Luci is a twenty-pound cairn terrier bred in the Scottish Highlands to find and dispatch badgers and foxes that inhabit farmers’ cairns built from stones removed from their lands. We were not aware of this when we acquired her five years ago as an eight-week old pup. She was cuddly and cute, decidedly non-diabolical. By the time she was a year old, however, she was the scourge of small creatures: voles, snakes, chipmunks and squirrels.
If deer have the temerity to stray closer than fifty yards from the house, Luci alerts Dingo and together they escort them back to the woods. On three occasions, to my knowledge, she has ushered large black bears back up the hill to their normal pathways beyond the old stone walls..

I sadly report that Luci slew the little kit in an eye-blink. I didn’t witness the event but, based on what she does to slow squirrels, I know it was so. Dingo, otherwise occupied, was not around.
Although it’s disturbing to witness what Tennyson calls “nature red in tooth and claw,” I think it useful to be reminded of harsh realities so we don’t drop our guard, especially in these perilous times.
A week later Nancy and I noticed a double-decker pile of scat where the fox had made her deposit before. It will probably not surprise anyone that I have an illustrated volume identifying wild animal scat that showed it was fox scat. On the next five mornings, a similar pile of scat appeared, prompting me to set up a trail camera to confirm who was its originator. As shown, it was the vixen.

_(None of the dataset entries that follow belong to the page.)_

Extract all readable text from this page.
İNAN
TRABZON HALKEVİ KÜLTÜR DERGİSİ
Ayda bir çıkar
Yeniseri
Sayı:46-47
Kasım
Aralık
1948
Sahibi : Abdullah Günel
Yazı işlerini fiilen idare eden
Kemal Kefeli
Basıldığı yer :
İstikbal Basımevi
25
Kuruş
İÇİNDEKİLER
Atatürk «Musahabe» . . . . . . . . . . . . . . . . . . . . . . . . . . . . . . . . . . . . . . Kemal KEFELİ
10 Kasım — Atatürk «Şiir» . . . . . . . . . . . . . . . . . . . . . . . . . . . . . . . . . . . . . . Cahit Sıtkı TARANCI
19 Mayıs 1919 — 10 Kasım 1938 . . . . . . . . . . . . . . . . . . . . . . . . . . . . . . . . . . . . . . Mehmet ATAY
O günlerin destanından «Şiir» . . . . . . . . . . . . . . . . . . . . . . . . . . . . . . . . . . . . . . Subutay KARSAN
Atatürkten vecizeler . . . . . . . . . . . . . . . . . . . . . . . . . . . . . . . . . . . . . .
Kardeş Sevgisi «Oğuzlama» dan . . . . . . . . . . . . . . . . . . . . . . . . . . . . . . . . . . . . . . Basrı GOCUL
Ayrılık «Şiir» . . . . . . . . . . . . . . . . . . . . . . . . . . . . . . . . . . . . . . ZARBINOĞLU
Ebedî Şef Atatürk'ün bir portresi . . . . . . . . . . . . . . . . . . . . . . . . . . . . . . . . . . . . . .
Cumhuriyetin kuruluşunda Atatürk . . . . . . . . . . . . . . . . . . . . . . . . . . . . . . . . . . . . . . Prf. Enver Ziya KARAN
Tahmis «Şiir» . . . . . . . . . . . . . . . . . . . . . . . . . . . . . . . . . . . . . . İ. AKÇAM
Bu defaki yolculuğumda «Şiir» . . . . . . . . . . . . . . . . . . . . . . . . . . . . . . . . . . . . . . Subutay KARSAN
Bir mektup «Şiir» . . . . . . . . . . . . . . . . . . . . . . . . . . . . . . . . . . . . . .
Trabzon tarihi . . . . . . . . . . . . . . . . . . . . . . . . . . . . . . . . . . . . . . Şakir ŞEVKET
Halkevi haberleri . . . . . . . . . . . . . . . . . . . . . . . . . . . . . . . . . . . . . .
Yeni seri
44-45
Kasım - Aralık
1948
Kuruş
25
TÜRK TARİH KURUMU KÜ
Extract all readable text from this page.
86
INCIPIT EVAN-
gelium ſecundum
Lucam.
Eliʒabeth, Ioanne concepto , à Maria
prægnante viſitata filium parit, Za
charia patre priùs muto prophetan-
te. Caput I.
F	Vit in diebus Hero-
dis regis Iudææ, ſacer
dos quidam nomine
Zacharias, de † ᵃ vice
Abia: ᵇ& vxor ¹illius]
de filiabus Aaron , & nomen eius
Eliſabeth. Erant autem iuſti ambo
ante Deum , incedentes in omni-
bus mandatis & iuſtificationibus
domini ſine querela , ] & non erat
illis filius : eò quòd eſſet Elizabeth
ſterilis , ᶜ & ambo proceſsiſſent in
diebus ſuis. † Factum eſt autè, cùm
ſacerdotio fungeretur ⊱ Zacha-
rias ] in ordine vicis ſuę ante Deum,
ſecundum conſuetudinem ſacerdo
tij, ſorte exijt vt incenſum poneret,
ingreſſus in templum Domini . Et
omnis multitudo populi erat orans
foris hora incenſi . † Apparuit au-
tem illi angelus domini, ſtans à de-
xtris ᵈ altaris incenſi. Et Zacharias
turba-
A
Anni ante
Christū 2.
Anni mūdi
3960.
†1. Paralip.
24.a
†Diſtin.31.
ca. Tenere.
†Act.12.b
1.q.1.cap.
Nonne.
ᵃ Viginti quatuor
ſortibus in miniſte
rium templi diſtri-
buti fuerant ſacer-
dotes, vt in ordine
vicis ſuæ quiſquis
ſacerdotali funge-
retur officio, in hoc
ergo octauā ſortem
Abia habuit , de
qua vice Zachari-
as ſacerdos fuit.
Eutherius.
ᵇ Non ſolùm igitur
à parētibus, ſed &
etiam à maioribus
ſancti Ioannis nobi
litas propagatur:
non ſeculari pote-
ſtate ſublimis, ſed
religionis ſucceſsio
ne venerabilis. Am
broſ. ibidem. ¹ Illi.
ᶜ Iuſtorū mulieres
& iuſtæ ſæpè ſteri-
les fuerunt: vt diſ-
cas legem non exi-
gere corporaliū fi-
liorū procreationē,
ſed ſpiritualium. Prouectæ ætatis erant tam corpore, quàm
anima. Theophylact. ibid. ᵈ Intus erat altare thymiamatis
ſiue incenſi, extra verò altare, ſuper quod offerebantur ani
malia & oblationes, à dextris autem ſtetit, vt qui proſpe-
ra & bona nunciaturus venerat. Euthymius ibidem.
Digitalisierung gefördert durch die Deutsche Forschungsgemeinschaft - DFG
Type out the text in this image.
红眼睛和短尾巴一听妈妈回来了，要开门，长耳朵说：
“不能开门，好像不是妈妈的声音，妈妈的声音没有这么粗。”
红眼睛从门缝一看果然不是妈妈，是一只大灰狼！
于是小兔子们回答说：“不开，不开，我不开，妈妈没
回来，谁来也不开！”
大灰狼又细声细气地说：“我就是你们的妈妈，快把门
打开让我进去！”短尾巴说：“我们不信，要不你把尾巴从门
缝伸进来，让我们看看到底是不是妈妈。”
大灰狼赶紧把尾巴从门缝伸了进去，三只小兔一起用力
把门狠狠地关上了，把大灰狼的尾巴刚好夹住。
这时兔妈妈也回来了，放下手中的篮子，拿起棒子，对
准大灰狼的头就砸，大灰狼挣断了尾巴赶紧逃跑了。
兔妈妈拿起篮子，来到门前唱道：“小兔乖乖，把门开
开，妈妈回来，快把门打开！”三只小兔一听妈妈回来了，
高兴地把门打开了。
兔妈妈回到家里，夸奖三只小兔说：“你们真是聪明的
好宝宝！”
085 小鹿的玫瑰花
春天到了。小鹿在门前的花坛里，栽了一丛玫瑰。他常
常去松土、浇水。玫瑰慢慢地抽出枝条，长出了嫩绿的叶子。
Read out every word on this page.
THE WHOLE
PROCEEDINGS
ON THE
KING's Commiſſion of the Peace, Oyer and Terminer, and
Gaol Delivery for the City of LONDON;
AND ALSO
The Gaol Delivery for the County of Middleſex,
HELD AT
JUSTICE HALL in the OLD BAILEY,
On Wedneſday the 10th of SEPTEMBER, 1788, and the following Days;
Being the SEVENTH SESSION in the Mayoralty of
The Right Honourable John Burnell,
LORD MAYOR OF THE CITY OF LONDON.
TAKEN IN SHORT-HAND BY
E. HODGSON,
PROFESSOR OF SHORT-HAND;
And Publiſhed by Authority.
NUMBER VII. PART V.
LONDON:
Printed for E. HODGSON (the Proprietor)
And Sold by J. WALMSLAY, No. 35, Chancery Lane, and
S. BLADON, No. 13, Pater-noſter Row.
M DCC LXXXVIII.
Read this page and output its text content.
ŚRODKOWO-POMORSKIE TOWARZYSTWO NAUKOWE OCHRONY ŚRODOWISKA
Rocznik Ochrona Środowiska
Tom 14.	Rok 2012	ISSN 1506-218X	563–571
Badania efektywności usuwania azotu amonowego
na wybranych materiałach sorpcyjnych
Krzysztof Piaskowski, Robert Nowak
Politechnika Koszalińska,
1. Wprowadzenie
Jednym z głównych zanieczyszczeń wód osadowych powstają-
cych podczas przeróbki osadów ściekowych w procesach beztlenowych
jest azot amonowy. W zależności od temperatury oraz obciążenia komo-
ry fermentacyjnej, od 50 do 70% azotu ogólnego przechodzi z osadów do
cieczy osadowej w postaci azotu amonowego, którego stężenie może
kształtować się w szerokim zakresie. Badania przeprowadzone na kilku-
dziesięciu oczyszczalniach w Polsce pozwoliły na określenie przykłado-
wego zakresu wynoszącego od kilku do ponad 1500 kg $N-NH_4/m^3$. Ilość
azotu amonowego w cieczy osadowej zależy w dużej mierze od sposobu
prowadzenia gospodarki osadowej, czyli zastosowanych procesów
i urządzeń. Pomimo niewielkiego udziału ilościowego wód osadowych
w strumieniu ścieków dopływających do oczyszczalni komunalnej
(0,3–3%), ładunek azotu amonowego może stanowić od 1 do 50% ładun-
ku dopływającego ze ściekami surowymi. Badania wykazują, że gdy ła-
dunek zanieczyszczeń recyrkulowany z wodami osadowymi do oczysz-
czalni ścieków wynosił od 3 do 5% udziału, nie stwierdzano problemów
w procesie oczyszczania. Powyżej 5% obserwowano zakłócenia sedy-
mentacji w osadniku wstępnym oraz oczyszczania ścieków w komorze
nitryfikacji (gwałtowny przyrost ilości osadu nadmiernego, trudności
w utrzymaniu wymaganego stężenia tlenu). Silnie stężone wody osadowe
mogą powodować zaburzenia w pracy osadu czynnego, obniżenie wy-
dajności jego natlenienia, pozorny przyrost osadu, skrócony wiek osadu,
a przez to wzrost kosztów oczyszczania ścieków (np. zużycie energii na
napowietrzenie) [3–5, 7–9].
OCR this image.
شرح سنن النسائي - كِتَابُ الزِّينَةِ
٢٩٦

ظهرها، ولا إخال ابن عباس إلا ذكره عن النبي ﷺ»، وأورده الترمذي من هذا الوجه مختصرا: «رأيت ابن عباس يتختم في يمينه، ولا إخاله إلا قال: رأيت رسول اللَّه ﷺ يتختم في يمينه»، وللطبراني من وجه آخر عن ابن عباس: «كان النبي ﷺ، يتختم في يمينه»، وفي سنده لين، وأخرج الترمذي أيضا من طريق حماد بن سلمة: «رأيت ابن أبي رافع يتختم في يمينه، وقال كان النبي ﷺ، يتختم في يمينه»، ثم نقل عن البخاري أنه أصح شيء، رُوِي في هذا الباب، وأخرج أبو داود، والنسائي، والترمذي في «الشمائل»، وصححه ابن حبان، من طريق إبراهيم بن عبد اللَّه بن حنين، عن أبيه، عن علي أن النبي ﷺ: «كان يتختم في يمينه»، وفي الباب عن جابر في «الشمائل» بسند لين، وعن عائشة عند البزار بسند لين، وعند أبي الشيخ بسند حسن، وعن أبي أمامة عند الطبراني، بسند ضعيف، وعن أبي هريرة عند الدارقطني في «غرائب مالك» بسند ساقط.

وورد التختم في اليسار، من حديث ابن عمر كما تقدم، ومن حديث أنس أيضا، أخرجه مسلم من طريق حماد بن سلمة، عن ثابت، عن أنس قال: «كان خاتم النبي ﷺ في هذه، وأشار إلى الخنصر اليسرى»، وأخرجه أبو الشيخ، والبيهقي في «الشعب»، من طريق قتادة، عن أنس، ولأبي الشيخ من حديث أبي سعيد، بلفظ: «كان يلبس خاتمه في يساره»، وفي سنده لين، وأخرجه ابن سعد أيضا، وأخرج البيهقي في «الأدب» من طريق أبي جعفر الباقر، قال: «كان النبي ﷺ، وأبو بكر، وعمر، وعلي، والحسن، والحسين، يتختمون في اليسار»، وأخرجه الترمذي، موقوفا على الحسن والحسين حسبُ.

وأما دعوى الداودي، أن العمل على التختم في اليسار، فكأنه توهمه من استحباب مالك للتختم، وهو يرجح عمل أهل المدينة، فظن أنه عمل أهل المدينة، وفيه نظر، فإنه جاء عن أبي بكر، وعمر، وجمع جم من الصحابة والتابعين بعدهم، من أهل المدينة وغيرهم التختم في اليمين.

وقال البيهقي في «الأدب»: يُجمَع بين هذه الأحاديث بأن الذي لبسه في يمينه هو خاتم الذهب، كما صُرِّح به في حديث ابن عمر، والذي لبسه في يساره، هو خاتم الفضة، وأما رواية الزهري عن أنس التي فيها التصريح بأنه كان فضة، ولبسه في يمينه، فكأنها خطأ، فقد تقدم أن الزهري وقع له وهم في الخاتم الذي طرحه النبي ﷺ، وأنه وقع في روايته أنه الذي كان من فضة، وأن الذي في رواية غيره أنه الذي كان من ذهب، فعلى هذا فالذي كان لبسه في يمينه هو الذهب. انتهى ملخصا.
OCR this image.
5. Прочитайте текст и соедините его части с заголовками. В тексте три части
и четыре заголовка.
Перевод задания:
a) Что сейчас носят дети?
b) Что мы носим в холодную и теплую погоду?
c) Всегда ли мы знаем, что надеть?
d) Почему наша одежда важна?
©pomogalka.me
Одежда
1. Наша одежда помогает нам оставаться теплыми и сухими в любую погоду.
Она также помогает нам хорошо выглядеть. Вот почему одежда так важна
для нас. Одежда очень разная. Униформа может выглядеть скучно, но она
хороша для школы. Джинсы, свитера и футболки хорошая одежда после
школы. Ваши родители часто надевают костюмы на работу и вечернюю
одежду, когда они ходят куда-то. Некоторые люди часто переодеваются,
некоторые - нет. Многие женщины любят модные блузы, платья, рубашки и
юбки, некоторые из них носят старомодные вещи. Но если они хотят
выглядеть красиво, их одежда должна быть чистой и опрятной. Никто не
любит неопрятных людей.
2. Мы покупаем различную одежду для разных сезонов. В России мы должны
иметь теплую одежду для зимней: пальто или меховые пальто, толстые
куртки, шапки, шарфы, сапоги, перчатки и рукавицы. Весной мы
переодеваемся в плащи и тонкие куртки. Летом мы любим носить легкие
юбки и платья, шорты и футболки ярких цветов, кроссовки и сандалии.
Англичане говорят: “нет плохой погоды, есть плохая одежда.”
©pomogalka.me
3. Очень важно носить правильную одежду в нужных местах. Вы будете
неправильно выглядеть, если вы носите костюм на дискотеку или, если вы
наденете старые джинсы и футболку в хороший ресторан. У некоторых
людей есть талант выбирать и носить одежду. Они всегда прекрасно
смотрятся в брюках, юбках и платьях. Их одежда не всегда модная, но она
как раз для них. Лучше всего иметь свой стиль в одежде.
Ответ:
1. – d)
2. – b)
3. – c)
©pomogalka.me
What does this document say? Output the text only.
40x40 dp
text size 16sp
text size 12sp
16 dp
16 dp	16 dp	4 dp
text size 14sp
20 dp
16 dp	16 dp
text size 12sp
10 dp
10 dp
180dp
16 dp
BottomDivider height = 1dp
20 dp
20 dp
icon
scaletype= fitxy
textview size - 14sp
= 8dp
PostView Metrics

As a writer and anthropomorphic romantic, I make up stories about things I witness in the natural world, unconstrained by scientific input (apparently fashionable these days). So, I imagined a bereaved mother vixen expressing in her most offensive way her anger and sorrow at the death of her kit, like leaving a memorial at a headstone. I honored that idea by removing her scat daily, awaiting her next contribution.
This went on for a week before a friend who will remain unnamed scoffed at my story and told me that all foxes mark their territory this way, which I confirmed on Google. No grieving mother, no retribution, just a natural imperative. The single pile of scat kept arriving daily, embarrassing me and my foolish romanticism.
Until this week.
Yesterday morning, in the regular scat location on the bluestone, there were three large, almost identical, piles of fox scat at the points of an imaginary three-foot triangle.
Help me try to make sense of this. Was this when the monthly meeting of the vixens’ root beer and chowder club got out of paw? Was this three foxes marking the boundaries where their individual territories meet? Was this the result of a geometrically inclined fox’s upset stomach?
Ah, the list goes on.
And I’m already upset by everything else that’s going on around here.